Before the case, both the student and the teacher write statements describing the infraction. The first thing that the Honor Board does the day of the hearing is to read the statements, looking to see if anything must be clarified, Bagrodia said. The teacher is then called before the Board and gives a report of what transpired.
The teacher is then excused, and the student and his or her dean are called before the Board.
Bagrodia believes that the student’s perspective is crucial to understanding exactly what happened. At this point, many students admit to the infraction, and the Board works to help them understand and make up for their mistake.
“For something like plagiarism, you will be kicked out [of college],” he said. “You don’t get an Honor Board.”
In 2009, the Chronicle printed a first-person account of a student going before the Board. He described the member of the Board “grilling” him for 10 minutes and how the Board’s recommendation commented on his agreeableness.
“I read the statement, which said that I seemed embarrassed and that I understood the impact of my actions on a small scale, but that I was too compliant, that I went along with everything they said,” he wrote. “Was I supposed to argue with them, to stand up for myself? I simply agreed with their assessment of the infraction. Why was that a problem?”
After the student is finished with his or her description of the incident, he or she is excused and the student’s dean is asked whether the student has previously committed an Honor Board infraction.
“If there [has been], this obviously makes our lives slightly more difficult,” he said. “With a prior offense, there are magnified consequences because of the pattern that is continuing without showing any break.”

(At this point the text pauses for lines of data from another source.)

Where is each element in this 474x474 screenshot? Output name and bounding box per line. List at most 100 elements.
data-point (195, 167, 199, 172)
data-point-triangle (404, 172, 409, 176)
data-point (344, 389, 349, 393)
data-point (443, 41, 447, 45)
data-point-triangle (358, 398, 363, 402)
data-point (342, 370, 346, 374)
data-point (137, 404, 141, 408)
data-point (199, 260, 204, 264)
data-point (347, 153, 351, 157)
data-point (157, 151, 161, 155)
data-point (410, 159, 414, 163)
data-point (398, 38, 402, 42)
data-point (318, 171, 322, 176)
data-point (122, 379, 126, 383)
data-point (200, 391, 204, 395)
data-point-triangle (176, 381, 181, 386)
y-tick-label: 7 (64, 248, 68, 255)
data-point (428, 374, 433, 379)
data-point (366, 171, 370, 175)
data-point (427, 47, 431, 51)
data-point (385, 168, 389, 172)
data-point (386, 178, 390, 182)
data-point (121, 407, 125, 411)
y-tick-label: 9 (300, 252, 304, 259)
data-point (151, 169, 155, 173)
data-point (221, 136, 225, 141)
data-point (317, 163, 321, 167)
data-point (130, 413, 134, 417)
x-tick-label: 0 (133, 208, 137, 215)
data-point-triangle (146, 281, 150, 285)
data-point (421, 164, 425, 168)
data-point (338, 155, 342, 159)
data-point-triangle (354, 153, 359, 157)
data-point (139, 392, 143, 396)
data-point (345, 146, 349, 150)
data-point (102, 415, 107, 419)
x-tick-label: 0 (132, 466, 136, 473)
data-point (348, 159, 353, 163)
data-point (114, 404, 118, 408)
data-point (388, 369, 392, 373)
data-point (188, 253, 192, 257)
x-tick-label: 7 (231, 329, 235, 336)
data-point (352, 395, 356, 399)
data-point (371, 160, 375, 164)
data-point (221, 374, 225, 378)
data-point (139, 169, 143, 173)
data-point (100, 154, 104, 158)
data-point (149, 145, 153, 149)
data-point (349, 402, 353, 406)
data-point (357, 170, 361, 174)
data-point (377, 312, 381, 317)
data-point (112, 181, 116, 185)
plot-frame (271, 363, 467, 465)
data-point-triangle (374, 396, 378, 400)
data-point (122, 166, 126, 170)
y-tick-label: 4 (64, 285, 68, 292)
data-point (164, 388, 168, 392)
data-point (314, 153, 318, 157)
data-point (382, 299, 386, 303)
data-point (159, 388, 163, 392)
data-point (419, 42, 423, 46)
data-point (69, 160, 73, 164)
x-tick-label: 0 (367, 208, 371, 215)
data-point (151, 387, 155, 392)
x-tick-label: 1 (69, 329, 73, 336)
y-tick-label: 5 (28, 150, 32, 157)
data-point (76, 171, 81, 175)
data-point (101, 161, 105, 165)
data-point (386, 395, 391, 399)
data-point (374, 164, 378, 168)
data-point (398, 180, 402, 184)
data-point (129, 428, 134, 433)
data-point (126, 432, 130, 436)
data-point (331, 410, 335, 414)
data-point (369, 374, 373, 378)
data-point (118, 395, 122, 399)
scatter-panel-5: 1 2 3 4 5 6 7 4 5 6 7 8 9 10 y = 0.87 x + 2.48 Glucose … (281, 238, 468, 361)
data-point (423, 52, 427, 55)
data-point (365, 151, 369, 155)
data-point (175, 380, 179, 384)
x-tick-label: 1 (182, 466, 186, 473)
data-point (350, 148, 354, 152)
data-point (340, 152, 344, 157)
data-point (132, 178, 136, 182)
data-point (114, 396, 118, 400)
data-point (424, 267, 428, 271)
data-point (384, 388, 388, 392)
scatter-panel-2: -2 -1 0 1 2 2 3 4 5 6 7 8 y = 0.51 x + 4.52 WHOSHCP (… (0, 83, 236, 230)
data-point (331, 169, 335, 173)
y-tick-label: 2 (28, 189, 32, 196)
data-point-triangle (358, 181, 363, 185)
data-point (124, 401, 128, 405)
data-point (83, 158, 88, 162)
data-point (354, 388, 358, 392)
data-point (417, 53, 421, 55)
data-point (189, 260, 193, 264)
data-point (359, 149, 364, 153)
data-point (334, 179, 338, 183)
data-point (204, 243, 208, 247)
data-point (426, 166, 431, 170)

Once the student, the teacher and the student’s dean have all spoken, the Board begins the process of determining what they will recommend in terms of punishment. The framework for the punishments, beginning with least severe, is revocation of grade-level privileges, detention, in-house detention, in-house suspension, suspension and expulsion. However, Bagrodia said that the Board rarely bases its recommendations solely on this framework, as the Board exists to help the student, and merely punishing him or her does not accomplish this.
“We look at each case and figure out what is best for that specific student,” Levin said. “The point behind a detention or suspension is never just to punish a student. With an in-house detention, it is honestly to give the student an opportunity to sit down for one full day at school and get all of their work done, because we noticed that this kid was behind on his work.”
Only punishments equal to and higher than a suspension are reported by the school to colleges, Young said.
After discussing the potential recommendation, a vote is taken. If the vote is close, the Board discusses the recommendation further.
When the recommendation is determined, a prefect drafts a letter to Head of Upper School Harry Salamandra. He can either approve the recommendation, alter it or completely reject it, but Bagrodia said that “nine times out of ten” he approves it.
After Salamandra’s final decision, Levin said that the student is called into his or her dean’s office and told what the Board’s recommendation and Salamandra’s decision are.
The recommendation is then sent back to the Prefect Council, where it is anonymized and sent to the student body and to faculty. In these recommendations, the Prefect Council gives a synopsis of the incident and described how the student behaved before the Board, what the violation of the Honor Code was and what the Honor Board recommended as punishments.
A few weeks after the case is heard, one or two Prefects and a Head Prefect meet with the student to check up on how he or she is doing.
“In all of the follow up meetings I’ve been in, people have found the process very helpful,” Levin said.